Spike: Implement `POST /v3/packages/:guid/upload`

[tcdowney]

Background

CF for VMs context

During cf push the CLI will package up the local app source code into a zip file (referred to as app bits) and send it to the Cloud Controller API. The Cloud Controller API will do some additional processing (a big portion of this is a feature called resource matching which we can ignore for now) and send the app bits to the packages bucket in the blobstore. The associated CF Package for these bits will be updated to have the state READY to indicate that the source code has been fully uploaded.

CF for K8s context

In CF for K8s we use kpack for application staging and provide the app source code as an OCI image. In this flow the CLI will still package the local app source code as a zip file and sent it to the Cloud Controller API. Instead of sending it to a blobstore, though, Cloud Controller will pass the zip off to another component called registry-buddy which converts the zip file into a single-layer OCI image that contains the app source. It then pushes that image to an image registry. Once this is done the associated CF Package is updated to have the state READY and Cloud Controller implicitly knows where the image was pushed to based on the configured image registry / package guid.

What to do

The CF API shim will be performing the roles of Cloud Controller and registry-buddy in this case. Implement the POST /v3/packages/:guid/upload endpoint (see docs) on the shim and have it convert the zip file into an OCI Image that kpack can use as a source. Then update the associated Package to refer to it (see https://github.com/cloudfoundry/cf-crd-explorations/issues/6 for how this looks and is used).

Acceptance Criteria

GIVEN I have the shim deployed to a cluster WHEN I run the following curl

curl "http://api-shim.example.org/v3/packages/[guid]/upload" \
  -X POST \
  -F bits=@"path-to-app-source.zip" \

AND It finished uploading / conversion THEN I can kubectl get packages [guid] -o yaml to see where the app source image was pushed to AND I can docker pull the image to verify that it contains the app source code*

*Alternatively based on #6 you may be able to use the CF Package with CF Build to get kpack to stage it.

---

Dev Notes

• The registry-buddy code copy pasted some code from the https://github.com/buildpacks/pack (see https://github.com/buildpacks/pack/issues/814). They've updated that code to be public so we may be able to just consume it directly.
• Zip to OCI Image conversion uses a lot of memory in cf-for-k8s. For the spike the simplest thing to do is just have the CF API shim do the conversion directly, but it might be valuable to have the converter / shim be independently scalable.
• REST API request would be a MULTIPART upload.

[matt-royal]

After discussion, @tcdowney and I have decided not to consider resource matching or making this component independently scalable for this work.

[tcdowney]

Tasks

• [x] Implement multipart form handler (nginx portion)
• [x] Figure out how to configure shim to talk to a registry
• [x] Use packages from https://github.com/buildpacks/pack/issues/814 to convert the app source code to an image
• [x] Upload image to registry
• [x] Set Package State in response based on Status Conditions

[akrishna90]

CF Package response is missing Package.State info that needs to be derived based on the status conditions

[akrishna90]

From @Birdrock : Should state be a separate status? Or do we derive state from the other statuses directly? Output:

• States are derived from Conditions

• Helper functions that take the Conditions and return a State string

• A dedicated Condition should be avoided since it is a calculated value from other Conditions

• State is not a useful construct to a kubectl power user.

[akrishna90]

Miro link for Package Conditions to State mapping table : https://miro.com/app/board/o9J_lFiI8CU=/?moveToWidget=3074457361338757508&cot=14

[matt-royal]

We were able to verify that the acceptance criteria were met.

[akrishna90]

During implementation of this Spike, few open questions popped up about image registries and how access information for these registries would stored and shared. We are capturing those questions here.

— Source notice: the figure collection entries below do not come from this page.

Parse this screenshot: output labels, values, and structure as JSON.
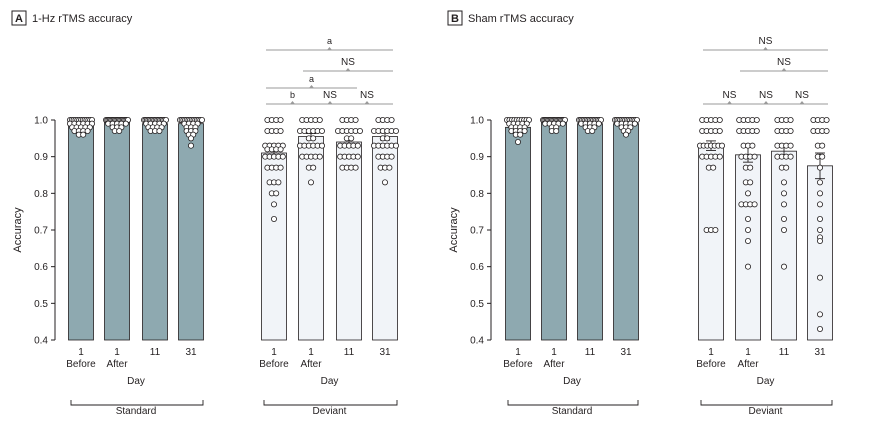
{
  "chart_data": [
    {
      "type": "bar",
      "panel_letter": "A",
      "title": "1-Hz rTMS accuracy",
      "ylabel": "Accuracy",
      "xlabel": "Day",
      "ylim": [
        0.4,
        1.0
      ],
      "yticks": [
        "0.4",
        "0.5",
        "0.6",
        "0.7",
        "0.8",
        "0.9",
        "1.0"
      ],
      "groups": [
        {
          "name": "Standard",
          "bar_color": "#8ea9b0",
          "categories": [
            {
              "day": "1",
              "phase": "Before",
              "value": 0.985,
              "err": 0.004,
              "points": [
                1,
                1,
                1,
                1,
                1,
                1,
                1,
                1,
                1,
                1,
                1,
                1,
                1,
                0.99,
                0.99,
                0.99,
                0.99,
                0.99,
                0.99,
                0.98,
                0.98,
                0.98,
                0.98,
                0.98,
                0.97,
                0.97,
                0.97,
                0.97,
                0.96,
                0.96
              ]
            },
            {
              "day": "1",
              "phase": "After",
              "value": 0.993,
              "err": 0.002,
              "points": [
                1,
                1,
                1,
                1,
                1,
                1,
                1,
                1,
                1,
                1,
                1,
                1,
                1,
                1,
                1,
                1,
                1,
                1,
                0.99,
                0.99,
                0.99,
                0.99,
                0.99,
                0.98,
                0.98,
                0.98,
                0.97,
                0.97
              ]
            },
            {
              "day": "11",
              "phase": "",
              "value": 0.99,
              "err": 0.003,
              "points": [
                1,
                1,
                1,
                1,
                1,
                1,
                1,
                1,
                1,
                1,
                1,
                1,
                1,
                1,
                1,
                1,
                0.99,
                0.99,
                0.99,
                0.99,
                0.99,
                0.98,
                0.98,
                0.98,
                0.98,
                0.97,
                0.97,
                0.97
              ]
            },
            {
              "day": "31",
              "phase": "",
              "value": 0.99,
              "err": 0.004,
              "points": [
                1,
                1,
                1,
                1,
                1,
                1,
                1,
                1,
                1,
                1,
                1,
                1,
                1,
                1,
                0.99,
                0.99,
                0.99,
                0.99,
                0.98,
                0.98,
                0.98,
                0.97,
                0.97,
                0.97,
                0.96,
                0.96,
                0.95,
                0.93
              ]
            }
          ]
        },
        {
          "name": "Deviant",
          "bar_color": "#f1f4f8",
          "categories": [
            {
              "day": "1",
              "phase": "Before",
              "value": 0.91,
              "err": 0.012,
              "points": [
                1,
                1,
                1,
                1,
                0.97,
                0.97,
                0.97,
                0.97,
                0.93,
                0.93,
                0.93,
                0.93,
                0.93,
                0.92,
                0.92,
                0.92,
                0.92,
                0.9,
                0.9,
                0.9,
                0.9,
                0.9,
                0.87,
                0.87,
                0.87,
                0.87,
                0.83,
                0.83,
                0.83,
                0.8,
                0.8,
                0.77,
                0.73
              ]
            },
            {
              "day": "1",
              "phase": "After",
              "value": 0.955,
              "err": 0.008,
              "points": [
                1,
                1,
                1,
                1,
                1,
                0.97,
                0.97,
                0.97,
                0.97,
                0.97,
                0.97,
                0.95,
                0.95,
                0.93,
                0.93,
                0.93,
                0.93,
                0.93,
                0.93,
                0.9,
                0.9,
                0.9,
                0.9,
                0.9,
                0.87,
                0.87,
                0.83
              ]
            },
            {
              "day": "11",
              "phase": "",
              "value": 0.94,
              "err": 0.01,
              "points": [
                1,
                1,
                1,
                1,
                0.97,
                0.97,
                0.97,
                0.97,
                0.97,
                0.97,
                0.95,
                0.95,
                0.93,
                0.93,
                0.93,
                0.93,
                0.93,
                0.9,
                0.9,
                0.9,
                0.9,
                0.9,
                0.87,
                0.87,
                0.87,
                0.87
              ]
            },
            {
              "day": "31",
              "phase": "",
              "value": 0.955,
              "err": 0.01,
              "points": [
                1,
                1,
                1,
                1,
                0.97,
                0.97,
                0.97,
                0.97,
                0.97,
                0.97,
                0.95,
                0.95,
                0.93,
                0.93,
                0.93,
                0.93,
                0.93,
                0.93,
                0.9,
                0.9,
                0.9,
                0.9,
                0.87,
                0.87,
                0.87,
                0.83
              ]
            }
          ]
        }
      ],
      "comparisons": [
        {
          "from": [
            1,
            0
          ],
          "to": [
            1,
            1
          ],
          "label": "b"
        },
        {
          "from": [
            1,
            1
          ],
          "to": [
            1,
            2
          ],
          "label": "NS"
        },
        {
          "from": [
            1,
            2
          ],
          "to": [
            1,
            3
          ],
          "label": "NS"
        },
        {
          "from": [
            1,
            0
          ],
          "to": [
            1,
            2
          ],
          "label": "a"
        },
        {
          "from": [
            1,
            1
          ],
          "to": [
            1,
            3
          ],
          "label": "NS"
        },
        {
          "from": [
            1,
            0
          ],
          "to": [
            1,
            3
          ],
          "label": "a"
        }
      ]
    },
    {
      "type": "bar",
      "panel_letter": "B",
      "title": "Sham rTMS accuracy",
      "ylabel": "Accuracy",
      "xlabel": "Day",
      "ylim": [
        0.4,
        1.0
      ],
      "yticks": [
        "0.4",
        "0.5",
        "0.6",
        "0.7",
        "0.8",
        "0.9",
        "1.0"
      ],
      "groups": [
        {
          "name": "Standard",
          "bar_color": "#8ea9b0",
          "categories": [
            {
              "day": "1",
              "phase": "Before",
              "value": 0.98,
              "err": 0.005,
              "points": [
                1,
                1,
                1,
                1,
                1,
                1,
                1,
                1,
                1,
                1,
                0.99,
                0.99,
                0.99,
                0.99,
                0.99,
                0.98,
                0.98,
                0.98,
                0.98,
                0.97,
                0.97,
                0.97,
                0.97,
                0.96,
                0.96,
                0.94
              ]
            },
            {
              "day": "1",
              "phase": "After",
              "value": 0.995,
              "err": 0.002,
              "points": [
                1,
                1,
                1,
                1,
                1,
                1,
                1,
                1,
                1,
                1,
                1,
                1,
                1,
                1,
                1,
                1,
                1,
                1,
                0.99,
                0.99,
                0.99,
                0.99,
                0.99,
                0.98,
                0.98,
                0.97,
                0.97
              ]
            },
            {
              "day": "11",
              "phase": "",
              "value": 0.99,
              "err": 0.003,
              "points": [
                1,
                1,
                1,
                1,
                1,
                1,
                1,
                1,
                1,
                1,
                1,
                1,
                1,
                1,
                1,
                0.99,
                0.99,
                0.99,
                0.99,
                0.99,
                0.98,
                0.98,
                0.98,
                0.97,
                0.97
              ]
            },
            {
              "day": "31",
              "phase": "",
              "value": 0.99,
              "err": 0.003,
              "points": [
                1,
                1,
                1,
                1,
                1,
                1,
                1,
                1,
                1,
                1,
                1,
                1,
                1,
                1,
                0.99,
                0.99,
                0.99,
                0.99,
                0.99,
                0.98,
                0.98,
                0.98,
                0.97,
                0.97,
                0.96
              ]
            }
          ]
        },
        {
          "name": "Deviant",
          "bar_color": "#f1f4f8",
          "categories": [
            {
              "day": "1",
              "phase": "Before",
              "value": 0.93,
              "err": 0.013,
              "points": [
                1,
                1,
                1,
                1,
                1,
                0.97,
                0.97,
                0.97,
                0.97,
                0.97,
                0.93,
                0.93,
                0.93,
                0.93,
                0.93,
                0.93,
                0.93,
                0.9,
                0.9,
                0.9,
                0.9,
                0.9,
                0.87,
                0.87,
                0.7,
                0.7,
                0.7
              ]
            },
            {
              "day": "1",
              "phase": "After",
              "value": 0.905,
              "err": 0.02,
              "points": [
                1,
                1,
                1,
                1,
                1,
                0.97,
                0.97,
                0.97,
                0.97,
                0.97,
                0.93,
                0.93,
                0.93,
                0.9,
                0.9,
                0.9,
                0.9,
                0.87,
                0.87,
                0.83,
                0.83,
                0.8,
                0.77,
                0.77,
                0.77,
                0.77,
                0.73,
                0.7,
                0.67,
                0.6
              ]
            },
            {
              "day": "11",
              "phase": "",
              "value": 0.915,
              "err": 0.018,
              "points": [
                1,
                1,
                1,
                1,
                0.97,
                0.97,
                0.97,
                0.97,
                0.93,
                0.93,
                0.93,
                0.93,
                0.9,
                0.9,
                0.9,
                0.9,
                0.87,
                0.87,
                0.83,
                0.8,
                0.77,
                0.73,
                0.7,
                0.6
              ]
            },
            {
              "day": "31",
              "phase": "",
              "value": 0.875,
              "err": 0.035,
              "points": [
                1,
                1,
                1,
                1,
                0.97,
                0.97,
                0.97,
                0.97,
                0.93,
                0.93,
                0.9,
                0.9,
                0.87,
                0.83,
                0.8,
                0.77,
                0.73,
                0.7,
                0.68,
                0.67,
                0.57,
                0.47,
                0.43
              ]
            }
          ]
        }
      ],
      "comparisons": [
        {
          "from": [
            1,
            0
          ],
          "to": [
            1,
            1
          ],
          "label": "NS"
        },
        {
          "from": [
            1,
            1
          ],
          "to": [
            1,
            2
          ],
          "label": "NS"
        },
        {
          "from": [
            1,
            2
          ],
          "to": [
            1,
            3
          ],
          "label": "NS"
        },
        {
          "from": [
            1,
            1
          ],
          "to": [
            1,
            3
          ],
          "label": "NS"
        },
        {
          "from": [
            1,
            0
          ],
          "to": [
            1,
            3
          ],
          "label": "NS"
        }
      ]
    }
  ]
}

1. CF for VMs traditionally had and supported a single blobstore. In Kubernetes world there is no such restriction when it comes to image registries. This opens a question whether we confine to a single registry with our implementation or do we support multiple registries? (Note - current spike implementation has 2 image registries - a package registry and kpack registry)
2. Access credentials for the registry (image registry host url, repository within the registry, username, password) are passed to the shim using namespace scoped secret object. How to make this secret available on arbitrary namespaces?
   • Make the secret a cluster scoped resource?
   • Add secret to the namespace during namespace creation/initialization? Note: Problem with Namespace scoped objects goes beyond just secrets - read issue/59 for more info.